The Company recognizes revenue when goods or services are transferred to customers in an amount that reflects the consideration which it expects to receive in exchange for those goods or services. Revenue is recognized from contracts with customers either at a “point in time” or “over time”, depending on the facts and circumstances of the arrangement that the Company evaluates using the following five-step analysis: (i) identification of contract with customer; (ii) determination of performance obligations; (iii) measurement of the transaction price; (iv) allocation of the transaction price to the performance obligations; and (v) recognition of revenue when (or as) the Company satisfies each performance obligation.

 

The following table lists the Company’s revenue recognized in the accompanying condensed statements of operations:

 

    For the Three Months
Ended
 
    March 31,  
    2019     2018  
Royalty income   $ 31,243     $ 31,065  
                 

 

Royalty revenue, which is based on resales of ProCol Vascular Bioprosthesis to third-parties, will be recorded when the third-party sale occurs and the performance obligation has been satisfied.

 

Information on Remaining Performance Obligations and Revenue Recognized from Past Performance

 

Information about remaining performance obligations pertaining to contracts that have an original expected duration of one year or less is not disclosed.

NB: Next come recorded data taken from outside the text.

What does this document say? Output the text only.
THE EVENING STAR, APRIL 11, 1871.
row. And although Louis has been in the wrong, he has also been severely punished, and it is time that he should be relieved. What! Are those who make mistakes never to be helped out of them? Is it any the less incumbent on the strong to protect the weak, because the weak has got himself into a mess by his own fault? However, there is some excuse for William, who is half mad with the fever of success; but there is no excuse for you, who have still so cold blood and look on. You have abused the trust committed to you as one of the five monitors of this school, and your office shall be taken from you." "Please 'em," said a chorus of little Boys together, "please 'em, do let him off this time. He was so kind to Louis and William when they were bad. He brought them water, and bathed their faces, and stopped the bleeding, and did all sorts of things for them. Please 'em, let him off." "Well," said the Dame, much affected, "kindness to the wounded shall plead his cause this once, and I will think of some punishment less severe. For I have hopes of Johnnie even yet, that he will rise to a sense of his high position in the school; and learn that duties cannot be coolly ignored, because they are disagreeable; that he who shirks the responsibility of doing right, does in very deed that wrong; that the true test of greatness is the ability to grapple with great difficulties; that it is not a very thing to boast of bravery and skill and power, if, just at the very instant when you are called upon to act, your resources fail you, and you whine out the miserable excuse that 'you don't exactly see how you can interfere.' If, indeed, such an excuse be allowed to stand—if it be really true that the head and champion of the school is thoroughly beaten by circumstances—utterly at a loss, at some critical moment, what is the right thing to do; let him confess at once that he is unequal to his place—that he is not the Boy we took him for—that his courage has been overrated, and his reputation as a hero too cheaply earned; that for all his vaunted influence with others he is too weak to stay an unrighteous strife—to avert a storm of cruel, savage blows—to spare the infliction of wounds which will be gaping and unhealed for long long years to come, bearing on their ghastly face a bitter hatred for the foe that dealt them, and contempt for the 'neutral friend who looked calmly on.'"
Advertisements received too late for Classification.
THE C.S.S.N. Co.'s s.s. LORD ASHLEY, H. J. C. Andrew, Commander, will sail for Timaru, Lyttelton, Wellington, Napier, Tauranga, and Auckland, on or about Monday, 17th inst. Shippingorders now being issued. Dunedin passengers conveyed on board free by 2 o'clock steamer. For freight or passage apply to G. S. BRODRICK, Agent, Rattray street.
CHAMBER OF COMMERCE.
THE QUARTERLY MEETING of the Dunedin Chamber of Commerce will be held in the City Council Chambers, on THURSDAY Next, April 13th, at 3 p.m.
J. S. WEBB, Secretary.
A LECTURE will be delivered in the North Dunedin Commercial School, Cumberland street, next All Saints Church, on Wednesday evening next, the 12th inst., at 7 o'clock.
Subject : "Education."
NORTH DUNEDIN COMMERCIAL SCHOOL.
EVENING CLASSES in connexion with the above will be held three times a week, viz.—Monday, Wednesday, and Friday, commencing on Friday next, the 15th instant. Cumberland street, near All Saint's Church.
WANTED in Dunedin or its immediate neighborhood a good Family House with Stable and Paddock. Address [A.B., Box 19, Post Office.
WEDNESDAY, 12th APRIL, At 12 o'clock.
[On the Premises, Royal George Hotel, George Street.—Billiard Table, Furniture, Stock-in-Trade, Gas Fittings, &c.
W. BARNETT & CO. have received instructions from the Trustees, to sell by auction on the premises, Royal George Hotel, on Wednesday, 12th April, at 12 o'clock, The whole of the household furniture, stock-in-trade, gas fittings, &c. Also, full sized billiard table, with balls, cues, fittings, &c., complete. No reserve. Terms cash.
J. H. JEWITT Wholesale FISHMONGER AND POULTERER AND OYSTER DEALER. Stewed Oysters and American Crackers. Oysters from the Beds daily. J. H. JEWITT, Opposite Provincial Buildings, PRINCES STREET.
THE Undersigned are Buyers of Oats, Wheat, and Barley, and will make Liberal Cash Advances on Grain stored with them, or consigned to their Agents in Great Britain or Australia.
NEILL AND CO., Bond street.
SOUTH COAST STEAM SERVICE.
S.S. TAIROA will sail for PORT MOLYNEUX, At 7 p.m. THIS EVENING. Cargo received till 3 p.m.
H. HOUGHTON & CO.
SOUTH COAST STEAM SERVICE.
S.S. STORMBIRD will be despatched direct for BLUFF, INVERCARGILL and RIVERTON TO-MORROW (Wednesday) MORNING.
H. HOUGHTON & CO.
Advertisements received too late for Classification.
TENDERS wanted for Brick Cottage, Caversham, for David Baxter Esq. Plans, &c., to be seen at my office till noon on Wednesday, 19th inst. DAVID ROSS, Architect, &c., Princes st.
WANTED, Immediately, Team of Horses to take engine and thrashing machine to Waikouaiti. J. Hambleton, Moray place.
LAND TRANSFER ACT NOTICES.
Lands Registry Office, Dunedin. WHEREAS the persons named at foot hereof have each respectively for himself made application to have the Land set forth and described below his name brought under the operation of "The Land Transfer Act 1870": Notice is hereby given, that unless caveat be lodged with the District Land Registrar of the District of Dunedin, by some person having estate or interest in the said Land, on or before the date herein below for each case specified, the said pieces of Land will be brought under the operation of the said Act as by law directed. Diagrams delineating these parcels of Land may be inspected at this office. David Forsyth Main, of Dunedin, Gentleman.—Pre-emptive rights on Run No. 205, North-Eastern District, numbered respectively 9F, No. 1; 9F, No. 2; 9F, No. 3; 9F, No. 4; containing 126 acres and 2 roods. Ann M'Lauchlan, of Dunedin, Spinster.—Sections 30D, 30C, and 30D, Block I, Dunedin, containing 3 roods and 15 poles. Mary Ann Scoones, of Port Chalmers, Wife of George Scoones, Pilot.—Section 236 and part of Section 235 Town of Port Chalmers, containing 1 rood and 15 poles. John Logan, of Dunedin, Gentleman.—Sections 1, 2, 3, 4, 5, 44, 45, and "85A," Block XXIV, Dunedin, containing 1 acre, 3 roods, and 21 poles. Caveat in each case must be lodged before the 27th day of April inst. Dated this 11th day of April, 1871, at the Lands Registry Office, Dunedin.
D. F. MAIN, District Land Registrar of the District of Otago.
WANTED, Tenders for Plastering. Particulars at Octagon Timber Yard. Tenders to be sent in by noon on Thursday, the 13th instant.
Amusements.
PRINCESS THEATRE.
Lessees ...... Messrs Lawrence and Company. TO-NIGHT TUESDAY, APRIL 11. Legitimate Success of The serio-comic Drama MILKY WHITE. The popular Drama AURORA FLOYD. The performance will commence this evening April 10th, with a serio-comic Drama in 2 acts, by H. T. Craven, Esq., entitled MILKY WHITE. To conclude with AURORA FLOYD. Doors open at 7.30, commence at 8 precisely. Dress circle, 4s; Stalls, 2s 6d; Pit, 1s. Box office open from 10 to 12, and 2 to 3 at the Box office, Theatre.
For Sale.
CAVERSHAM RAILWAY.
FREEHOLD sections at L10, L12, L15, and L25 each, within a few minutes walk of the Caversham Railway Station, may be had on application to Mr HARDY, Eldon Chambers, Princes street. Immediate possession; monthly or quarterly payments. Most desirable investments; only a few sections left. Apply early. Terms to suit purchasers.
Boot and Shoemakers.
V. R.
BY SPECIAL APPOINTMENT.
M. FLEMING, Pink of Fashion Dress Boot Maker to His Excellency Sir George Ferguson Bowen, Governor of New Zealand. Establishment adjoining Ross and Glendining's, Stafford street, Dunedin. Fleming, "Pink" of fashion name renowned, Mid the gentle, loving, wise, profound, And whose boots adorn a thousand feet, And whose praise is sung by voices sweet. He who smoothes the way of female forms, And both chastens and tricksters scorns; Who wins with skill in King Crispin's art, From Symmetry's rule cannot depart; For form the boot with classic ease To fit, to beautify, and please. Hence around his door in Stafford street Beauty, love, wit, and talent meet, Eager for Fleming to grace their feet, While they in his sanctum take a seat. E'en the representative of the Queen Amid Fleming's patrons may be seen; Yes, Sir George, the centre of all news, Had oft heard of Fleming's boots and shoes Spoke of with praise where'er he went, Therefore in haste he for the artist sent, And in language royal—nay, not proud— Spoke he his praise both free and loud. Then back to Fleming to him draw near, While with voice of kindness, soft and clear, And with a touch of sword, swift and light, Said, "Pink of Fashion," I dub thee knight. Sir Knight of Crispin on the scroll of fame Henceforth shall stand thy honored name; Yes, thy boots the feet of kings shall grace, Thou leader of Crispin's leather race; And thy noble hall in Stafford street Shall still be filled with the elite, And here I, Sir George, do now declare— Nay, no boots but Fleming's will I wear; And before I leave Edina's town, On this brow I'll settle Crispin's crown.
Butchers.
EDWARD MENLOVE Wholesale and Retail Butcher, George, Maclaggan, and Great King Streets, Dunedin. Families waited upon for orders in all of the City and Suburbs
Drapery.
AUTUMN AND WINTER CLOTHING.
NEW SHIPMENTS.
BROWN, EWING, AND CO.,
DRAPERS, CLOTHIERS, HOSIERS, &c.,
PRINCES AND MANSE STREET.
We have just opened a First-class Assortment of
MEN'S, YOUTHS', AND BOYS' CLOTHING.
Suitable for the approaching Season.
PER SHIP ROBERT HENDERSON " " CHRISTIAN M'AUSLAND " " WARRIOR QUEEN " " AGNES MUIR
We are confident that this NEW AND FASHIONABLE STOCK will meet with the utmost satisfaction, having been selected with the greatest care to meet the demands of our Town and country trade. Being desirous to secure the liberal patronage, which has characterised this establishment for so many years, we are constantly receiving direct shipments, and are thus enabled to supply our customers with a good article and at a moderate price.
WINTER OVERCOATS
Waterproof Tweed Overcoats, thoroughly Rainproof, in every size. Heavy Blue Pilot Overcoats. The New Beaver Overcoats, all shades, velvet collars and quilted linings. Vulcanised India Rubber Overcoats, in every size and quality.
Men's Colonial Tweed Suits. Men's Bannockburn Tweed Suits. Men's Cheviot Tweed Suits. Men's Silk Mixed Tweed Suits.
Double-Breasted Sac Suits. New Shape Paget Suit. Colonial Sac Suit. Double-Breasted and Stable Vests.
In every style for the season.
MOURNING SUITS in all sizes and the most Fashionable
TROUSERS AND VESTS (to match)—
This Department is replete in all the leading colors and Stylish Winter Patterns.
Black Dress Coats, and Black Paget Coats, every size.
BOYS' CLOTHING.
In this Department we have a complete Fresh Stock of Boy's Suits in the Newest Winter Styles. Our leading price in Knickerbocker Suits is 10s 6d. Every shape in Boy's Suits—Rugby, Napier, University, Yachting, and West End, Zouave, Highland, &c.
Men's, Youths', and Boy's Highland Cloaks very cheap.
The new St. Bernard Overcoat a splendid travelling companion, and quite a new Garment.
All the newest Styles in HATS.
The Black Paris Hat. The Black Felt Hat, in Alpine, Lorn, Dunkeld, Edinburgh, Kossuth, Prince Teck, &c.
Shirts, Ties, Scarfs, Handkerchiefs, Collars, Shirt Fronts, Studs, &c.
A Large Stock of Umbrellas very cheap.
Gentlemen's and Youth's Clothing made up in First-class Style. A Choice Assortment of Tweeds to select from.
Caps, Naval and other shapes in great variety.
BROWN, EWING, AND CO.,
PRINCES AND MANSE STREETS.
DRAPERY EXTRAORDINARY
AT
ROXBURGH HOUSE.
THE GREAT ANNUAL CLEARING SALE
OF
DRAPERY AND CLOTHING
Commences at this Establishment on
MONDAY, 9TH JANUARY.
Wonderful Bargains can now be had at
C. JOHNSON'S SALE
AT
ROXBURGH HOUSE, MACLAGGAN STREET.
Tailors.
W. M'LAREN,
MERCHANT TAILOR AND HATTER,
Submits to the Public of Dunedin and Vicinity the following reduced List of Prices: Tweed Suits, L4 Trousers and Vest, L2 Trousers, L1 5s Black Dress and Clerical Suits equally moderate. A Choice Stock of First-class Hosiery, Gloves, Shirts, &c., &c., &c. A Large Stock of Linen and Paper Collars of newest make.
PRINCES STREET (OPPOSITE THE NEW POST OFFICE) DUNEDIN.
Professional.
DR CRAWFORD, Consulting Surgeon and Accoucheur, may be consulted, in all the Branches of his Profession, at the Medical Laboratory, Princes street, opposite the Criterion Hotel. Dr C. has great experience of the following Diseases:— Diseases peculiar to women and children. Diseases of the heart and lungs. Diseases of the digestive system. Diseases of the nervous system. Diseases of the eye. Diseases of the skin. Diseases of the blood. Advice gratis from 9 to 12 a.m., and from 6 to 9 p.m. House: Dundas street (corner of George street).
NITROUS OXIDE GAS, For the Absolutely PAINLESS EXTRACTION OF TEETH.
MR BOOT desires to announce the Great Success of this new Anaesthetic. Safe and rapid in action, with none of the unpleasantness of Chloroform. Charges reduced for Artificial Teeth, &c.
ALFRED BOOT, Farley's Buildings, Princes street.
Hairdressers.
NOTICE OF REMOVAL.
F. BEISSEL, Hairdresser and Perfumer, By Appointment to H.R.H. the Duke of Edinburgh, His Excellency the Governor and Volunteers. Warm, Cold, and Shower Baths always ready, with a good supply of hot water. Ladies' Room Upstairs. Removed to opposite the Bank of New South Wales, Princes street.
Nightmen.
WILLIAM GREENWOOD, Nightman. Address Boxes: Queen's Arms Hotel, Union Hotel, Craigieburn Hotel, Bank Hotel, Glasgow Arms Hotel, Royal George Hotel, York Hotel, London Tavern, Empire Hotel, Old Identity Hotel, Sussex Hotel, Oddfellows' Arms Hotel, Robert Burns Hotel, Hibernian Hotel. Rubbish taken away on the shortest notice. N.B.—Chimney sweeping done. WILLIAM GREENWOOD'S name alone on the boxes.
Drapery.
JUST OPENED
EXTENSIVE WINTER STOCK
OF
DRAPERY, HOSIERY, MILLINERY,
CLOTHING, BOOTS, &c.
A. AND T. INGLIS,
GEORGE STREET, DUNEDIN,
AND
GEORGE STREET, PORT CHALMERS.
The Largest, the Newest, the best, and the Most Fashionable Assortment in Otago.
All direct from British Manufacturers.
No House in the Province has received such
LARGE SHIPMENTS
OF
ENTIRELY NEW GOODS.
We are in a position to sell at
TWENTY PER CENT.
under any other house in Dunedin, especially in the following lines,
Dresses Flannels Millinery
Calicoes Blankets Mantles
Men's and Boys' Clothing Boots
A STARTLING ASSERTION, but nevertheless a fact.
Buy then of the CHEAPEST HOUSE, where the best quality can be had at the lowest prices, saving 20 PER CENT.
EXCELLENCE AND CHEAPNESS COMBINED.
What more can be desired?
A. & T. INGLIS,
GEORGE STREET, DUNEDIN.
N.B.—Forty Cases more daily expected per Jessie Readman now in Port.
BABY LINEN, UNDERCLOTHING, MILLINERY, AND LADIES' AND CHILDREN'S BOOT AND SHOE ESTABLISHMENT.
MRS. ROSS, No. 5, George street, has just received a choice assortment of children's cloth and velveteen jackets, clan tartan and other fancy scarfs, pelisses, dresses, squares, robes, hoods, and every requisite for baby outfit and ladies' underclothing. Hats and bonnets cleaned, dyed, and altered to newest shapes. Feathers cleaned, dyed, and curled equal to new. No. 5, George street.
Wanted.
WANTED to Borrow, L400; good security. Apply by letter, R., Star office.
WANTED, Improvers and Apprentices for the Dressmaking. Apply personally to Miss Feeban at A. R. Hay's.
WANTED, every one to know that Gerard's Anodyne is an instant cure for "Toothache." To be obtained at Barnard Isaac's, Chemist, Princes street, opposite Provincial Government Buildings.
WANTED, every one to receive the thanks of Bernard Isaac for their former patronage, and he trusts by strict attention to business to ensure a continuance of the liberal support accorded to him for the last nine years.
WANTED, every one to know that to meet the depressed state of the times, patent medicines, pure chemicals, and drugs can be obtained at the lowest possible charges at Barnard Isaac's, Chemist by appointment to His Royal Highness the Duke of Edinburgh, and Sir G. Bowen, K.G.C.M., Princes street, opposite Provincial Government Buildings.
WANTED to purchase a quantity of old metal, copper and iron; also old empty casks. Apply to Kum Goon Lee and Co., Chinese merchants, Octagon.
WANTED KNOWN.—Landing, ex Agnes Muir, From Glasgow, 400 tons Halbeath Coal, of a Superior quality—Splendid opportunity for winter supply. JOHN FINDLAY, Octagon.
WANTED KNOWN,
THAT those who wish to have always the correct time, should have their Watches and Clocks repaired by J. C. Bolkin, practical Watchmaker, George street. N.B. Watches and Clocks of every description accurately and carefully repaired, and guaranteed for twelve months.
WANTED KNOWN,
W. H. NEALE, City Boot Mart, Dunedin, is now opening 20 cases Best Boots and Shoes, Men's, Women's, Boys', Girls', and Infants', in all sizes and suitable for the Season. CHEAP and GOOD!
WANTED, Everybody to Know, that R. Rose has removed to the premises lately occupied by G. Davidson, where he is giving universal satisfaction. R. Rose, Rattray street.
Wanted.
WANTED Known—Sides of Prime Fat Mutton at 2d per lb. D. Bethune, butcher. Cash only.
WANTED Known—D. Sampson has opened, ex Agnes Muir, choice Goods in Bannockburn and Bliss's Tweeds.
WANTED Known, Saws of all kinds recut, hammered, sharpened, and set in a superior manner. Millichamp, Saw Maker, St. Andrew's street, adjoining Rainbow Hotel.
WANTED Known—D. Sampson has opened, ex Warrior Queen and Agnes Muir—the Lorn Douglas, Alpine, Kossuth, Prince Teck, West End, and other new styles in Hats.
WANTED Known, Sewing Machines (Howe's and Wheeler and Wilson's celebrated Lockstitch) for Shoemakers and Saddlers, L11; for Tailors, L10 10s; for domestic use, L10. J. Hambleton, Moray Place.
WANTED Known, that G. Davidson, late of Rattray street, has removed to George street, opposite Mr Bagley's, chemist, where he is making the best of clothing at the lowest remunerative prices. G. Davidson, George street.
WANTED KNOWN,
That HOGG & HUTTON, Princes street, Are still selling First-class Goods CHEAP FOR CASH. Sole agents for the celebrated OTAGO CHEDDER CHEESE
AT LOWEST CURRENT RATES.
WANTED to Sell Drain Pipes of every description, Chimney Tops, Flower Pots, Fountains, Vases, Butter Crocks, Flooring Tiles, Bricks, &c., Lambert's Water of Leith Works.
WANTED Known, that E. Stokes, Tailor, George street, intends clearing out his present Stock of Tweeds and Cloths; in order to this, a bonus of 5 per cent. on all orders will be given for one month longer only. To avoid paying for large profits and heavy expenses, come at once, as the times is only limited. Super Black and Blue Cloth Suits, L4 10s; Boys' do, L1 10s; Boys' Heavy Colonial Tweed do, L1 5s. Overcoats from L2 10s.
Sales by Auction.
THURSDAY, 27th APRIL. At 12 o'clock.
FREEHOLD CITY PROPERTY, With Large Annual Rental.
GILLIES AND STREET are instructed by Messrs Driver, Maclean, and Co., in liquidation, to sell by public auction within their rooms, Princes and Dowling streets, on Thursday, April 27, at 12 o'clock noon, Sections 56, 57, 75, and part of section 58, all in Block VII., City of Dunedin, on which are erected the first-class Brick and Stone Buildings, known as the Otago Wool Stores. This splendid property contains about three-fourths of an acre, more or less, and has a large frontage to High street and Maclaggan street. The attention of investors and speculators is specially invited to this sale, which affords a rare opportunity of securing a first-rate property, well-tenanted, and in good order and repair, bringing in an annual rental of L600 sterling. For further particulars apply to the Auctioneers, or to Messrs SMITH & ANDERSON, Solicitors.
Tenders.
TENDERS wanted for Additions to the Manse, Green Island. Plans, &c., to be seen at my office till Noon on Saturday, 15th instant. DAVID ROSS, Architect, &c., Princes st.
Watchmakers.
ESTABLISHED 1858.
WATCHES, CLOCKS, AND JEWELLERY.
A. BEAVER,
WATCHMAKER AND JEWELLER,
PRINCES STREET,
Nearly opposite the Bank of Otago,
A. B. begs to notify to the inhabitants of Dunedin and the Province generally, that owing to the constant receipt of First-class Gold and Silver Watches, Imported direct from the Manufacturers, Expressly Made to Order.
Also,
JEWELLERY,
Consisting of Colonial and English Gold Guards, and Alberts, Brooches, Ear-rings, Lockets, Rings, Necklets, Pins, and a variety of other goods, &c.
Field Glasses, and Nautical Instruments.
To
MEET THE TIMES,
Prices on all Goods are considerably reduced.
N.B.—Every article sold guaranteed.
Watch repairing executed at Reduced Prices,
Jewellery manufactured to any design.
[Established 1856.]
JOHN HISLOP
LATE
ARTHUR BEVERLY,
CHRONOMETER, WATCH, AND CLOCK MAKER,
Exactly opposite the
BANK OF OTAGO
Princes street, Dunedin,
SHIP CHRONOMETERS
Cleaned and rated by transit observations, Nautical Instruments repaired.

The transaction price allocated to remaining unsatisfied or partially unsatisfied performance obligations with an original expected duration exceeding one year was not material at March 31, 2019.

 

Contract Balances

 

The timing of our revenue recognition may differ from the timing of payment by our customers. A receivable is recorded when revenue is recognized prior to payment and the Company has an unconditional right to payment. Alternatively, when payment precedes the provision of the related services, deferred revenue is recorded until the performance obligations are satisfied. The Company had deferred revenue of $33,000 as of March 31, 2019 and December 31, 2018 related to cash received in advance for contract research and development services. The Company expects to satisfy its remaining performance obligations for contract research and development services and recognize the deferred revenue over the next twelve months.

 

Stock-Based Compensation

 

The Company measures the cost of services received in exchange for an award of equity instruments based on the fair value of the award. The fair value of the award is measured on the grant date and recognized over the period services are required to be provided in exchange for the award, usually the vesting period. Forfeitures of unvested stock options are recorded when they occur.

 

Concentrations

 

The Company maintains cash with major financial institutions. Cash held in United States bank institutions is currently insured by the Federal Deposit Insurance Corporation (“FDIC”) up to $250,000 at each institution. There were aggregate uninsured cash balances of $3,312,566 as of March 31, 2019.

 

For the three months ended March 31, 2019 and 2018, all of the Company’s revenues were from royalties as a result of the three-year Post-Acquisition Supply Agreement with LeMaitre Vascular, Inc. that was effective from March 18, 2016 to March 18, 2019.

 

Subsequent Events

 

The Company evaluated events that have occurred after the balance sheet date through the date the financial statements were issued. Based upon the evaluation and transactions, the Company did not identify any other subsequent events that would have required adjustment or disclosure in the financial statements.